The president, Michael D Higgins, has criticised "many universities" who he says now produce graduates who are "professionals" rather than "critically engaged citizens".
In a speech at Fordham University in New York Mr Higgins accused universities of abandoning their "traditional role" of preparing students to be "thoughtful, conscientious, active citizens".
He said instead they aimed "almost exclusively" towards preparing them for the global marketplace.
In a wide-ranging speech titled "Humanitarianism and the Public Intellectual in Times of Crisis", Mr Higgins also criticised some intellectuals and academics who, he said, had been seduced by a reliance on corporate power or who had "drifted into a cosy consensus that accepts the failed paradigm of society and economy as the only model we have, or might have, of operating internationally".
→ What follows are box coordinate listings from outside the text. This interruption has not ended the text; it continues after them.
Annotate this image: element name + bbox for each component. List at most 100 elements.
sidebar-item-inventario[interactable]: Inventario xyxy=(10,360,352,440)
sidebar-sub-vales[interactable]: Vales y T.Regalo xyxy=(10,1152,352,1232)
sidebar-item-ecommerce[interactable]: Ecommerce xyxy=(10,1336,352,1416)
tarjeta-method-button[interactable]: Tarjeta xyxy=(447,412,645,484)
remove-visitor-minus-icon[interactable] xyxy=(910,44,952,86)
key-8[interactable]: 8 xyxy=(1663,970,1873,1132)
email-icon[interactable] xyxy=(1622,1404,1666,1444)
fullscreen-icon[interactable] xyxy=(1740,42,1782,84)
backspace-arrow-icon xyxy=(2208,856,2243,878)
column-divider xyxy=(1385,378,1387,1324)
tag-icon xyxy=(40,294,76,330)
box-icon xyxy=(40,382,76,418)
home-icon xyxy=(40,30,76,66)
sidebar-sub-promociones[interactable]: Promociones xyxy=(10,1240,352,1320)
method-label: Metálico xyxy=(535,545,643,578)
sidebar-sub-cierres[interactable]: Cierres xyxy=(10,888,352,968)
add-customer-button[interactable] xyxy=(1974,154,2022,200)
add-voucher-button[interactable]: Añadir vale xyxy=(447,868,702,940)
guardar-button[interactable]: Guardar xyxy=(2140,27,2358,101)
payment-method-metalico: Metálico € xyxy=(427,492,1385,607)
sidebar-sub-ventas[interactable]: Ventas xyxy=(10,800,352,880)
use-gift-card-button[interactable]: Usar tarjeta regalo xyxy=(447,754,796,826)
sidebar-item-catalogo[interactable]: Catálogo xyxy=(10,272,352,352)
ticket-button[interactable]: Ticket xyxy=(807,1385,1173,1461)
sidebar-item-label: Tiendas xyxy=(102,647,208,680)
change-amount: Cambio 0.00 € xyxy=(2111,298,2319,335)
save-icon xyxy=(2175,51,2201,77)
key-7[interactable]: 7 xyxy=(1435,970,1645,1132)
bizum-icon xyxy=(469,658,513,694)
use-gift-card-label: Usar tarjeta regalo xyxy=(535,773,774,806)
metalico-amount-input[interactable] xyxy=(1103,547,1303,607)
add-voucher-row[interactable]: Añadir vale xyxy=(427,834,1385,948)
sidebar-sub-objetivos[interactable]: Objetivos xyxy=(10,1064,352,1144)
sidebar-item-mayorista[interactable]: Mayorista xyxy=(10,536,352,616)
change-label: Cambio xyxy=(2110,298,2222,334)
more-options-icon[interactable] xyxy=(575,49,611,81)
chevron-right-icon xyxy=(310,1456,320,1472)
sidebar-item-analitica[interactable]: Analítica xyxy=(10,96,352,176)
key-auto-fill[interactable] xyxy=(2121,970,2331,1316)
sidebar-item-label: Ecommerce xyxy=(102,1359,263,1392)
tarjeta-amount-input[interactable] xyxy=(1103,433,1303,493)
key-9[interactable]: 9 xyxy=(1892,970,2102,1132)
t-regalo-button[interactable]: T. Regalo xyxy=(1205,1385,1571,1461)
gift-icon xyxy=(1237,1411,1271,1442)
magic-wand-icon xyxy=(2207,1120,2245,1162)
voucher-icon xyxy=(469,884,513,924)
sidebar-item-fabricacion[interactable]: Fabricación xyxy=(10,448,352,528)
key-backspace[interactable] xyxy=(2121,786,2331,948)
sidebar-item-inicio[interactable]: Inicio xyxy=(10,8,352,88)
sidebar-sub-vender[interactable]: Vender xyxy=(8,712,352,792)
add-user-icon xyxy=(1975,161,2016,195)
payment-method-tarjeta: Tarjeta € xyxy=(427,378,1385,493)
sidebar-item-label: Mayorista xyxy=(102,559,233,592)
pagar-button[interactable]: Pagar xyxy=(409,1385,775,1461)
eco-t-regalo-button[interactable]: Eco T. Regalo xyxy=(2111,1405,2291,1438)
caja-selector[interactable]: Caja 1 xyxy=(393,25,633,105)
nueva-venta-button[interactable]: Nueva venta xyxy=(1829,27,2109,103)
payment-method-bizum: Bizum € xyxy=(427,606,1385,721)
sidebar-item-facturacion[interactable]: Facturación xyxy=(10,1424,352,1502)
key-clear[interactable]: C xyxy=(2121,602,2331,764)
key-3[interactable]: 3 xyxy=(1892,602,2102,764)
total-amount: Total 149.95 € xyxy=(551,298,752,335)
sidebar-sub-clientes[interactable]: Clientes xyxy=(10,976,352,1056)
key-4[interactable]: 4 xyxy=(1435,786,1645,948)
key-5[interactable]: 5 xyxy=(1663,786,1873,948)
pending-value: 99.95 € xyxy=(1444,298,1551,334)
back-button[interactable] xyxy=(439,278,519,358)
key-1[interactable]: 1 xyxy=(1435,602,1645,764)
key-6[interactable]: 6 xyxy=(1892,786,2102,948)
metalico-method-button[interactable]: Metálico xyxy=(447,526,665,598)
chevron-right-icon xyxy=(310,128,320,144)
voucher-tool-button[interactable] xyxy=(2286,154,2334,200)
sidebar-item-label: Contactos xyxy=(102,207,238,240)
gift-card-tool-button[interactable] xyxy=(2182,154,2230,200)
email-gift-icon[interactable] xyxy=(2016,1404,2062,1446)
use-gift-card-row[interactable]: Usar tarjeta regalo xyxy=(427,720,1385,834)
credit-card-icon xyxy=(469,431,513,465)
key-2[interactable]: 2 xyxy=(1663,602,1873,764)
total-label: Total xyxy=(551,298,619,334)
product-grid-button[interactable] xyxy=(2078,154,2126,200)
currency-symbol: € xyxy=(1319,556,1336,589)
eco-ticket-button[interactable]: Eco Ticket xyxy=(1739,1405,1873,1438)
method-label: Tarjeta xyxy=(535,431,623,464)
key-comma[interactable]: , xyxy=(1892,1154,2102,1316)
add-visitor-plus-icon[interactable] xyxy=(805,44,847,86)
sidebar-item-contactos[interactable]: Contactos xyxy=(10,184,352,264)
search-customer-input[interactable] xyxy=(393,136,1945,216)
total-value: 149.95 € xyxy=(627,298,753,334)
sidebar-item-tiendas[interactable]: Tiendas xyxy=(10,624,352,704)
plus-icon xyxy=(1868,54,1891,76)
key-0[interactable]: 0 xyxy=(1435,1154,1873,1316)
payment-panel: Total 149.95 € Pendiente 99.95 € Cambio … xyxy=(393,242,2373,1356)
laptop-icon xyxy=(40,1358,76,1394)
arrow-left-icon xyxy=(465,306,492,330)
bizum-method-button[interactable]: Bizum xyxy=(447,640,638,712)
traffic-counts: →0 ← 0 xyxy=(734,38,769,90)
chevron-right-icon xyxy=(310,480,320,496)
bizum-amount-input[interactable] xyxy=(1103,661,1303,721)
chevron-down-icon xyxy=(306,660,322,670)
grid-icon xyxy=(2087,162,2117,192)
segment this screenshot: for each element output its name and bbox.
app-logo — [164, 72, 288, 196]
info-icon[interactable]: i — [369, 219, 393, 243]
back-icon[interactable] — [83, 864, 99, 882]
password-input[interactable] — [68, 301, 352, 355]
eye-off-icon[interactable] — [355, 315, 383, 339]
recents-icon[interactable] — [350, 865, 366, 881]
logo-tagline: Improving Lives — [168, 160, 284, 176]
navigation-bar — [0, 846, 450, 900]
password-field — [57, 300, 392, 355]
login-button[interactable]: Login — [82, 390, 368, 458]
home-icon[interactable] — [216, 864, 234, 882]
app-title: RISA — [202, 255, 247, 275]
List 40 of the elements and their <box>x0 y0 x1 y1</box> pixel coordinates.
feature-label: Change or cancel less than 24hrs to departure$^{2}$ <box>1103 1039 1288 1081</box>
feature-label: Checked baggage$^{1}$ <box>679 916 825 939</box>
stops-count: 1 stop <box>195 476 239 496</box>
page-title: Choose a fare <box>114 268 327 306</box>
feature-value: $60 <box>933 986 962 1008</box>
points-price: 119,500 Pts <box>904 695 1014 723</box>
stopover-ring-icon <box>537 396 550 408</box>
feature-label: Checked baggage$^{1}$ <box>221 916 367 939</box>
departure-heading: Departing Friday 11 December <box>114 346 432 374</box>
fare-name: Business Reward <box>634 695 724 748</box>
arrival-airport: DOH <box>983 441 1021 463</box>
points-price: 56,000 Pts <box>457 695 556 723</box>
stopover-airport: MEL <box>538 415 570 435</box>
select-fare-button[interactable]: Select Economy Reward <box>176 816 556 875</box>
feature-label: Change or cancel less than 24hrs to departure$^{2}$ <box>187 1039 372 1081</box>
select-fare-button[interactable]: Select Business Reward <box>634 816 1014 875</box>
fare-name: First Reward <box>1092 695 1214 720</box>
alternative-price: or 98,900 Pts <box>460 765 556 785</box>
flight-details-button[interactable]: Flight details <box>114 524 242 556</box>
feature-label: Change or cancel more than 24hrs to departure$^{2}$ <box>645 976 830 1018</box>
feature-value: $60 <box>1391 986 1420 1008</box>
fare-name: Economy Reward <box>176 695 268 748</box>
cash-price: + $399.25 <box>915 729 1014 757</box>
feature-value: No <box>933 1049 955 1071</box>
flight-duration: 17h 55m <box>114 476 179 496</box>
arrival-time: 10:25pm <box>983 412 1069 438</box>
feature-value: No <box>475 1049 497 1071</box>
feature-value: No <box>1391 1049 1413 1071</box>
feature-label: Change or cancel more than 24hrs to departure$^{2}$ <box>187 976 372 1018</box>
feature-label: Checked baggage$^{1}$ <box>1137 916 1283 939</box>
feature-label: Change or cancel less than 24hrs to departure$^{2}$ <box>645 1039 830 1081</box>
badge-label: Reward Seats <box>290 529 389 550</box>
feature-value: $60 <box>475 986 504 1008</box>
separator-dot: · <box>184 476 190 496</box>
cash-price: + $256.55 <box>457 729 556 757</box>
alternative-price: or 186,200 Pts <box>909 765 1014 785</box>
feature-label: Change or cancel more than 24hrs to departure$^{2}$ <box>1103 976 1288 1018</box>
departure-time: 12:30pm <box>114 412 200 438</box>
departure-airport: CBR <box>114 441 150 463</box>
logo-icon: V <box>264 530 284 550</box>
President Higgins said universities were challenged in "an urgent way" to tackle existential questions, including the survival of the bio-sphere, of deepening inequality, and the misuse of science and technology.
He said there was a real concern that the emphasis on university funding from beyond the state was having a distorting effect on the career structure of scholars, many of whom struggled "under the yoke of a neo-utilitarianism that is bad for scholarship" and bad for society.
President Higgins said he believed that public intellectuals had an ethical obligation as an educated elite to take a stand against "increasingly aggressive orthodoxies" and the "discourse of the marketplace" that had permeated all aspects of life.
He said it could be argued that the role of academics was to have the courage to provoke reaction and to "be subversive of received thought, assumptions, and fallacies".
He also said that if an intellectual's mission in life was to advance human freedom and knowledge, then "this mission often means standing outside of society and its institutions and actively disturbing the status quo."
The president criticised precarious employment practices within universities that led to scholars struggling without security or tenure. He said academics all over the world "should weep for the destruction of the concept of the university that has occurred, which has led to little less than the degradation of learning".
Referring to economic theories that promoted "unrestrained, unregulated market dominance", the president said a "prevailing, largely uncontested paradigm" had emerged and gained hegemony.
He said that paradigm had had consequences for all institutions including universities and the United Nations, and had encouraged an individualism without social responsibility.
President Higgins called on universities to "lead a new paradigm of engagement with the world" and to contribute meaningfully to the discourse on the pressing challenges of the day.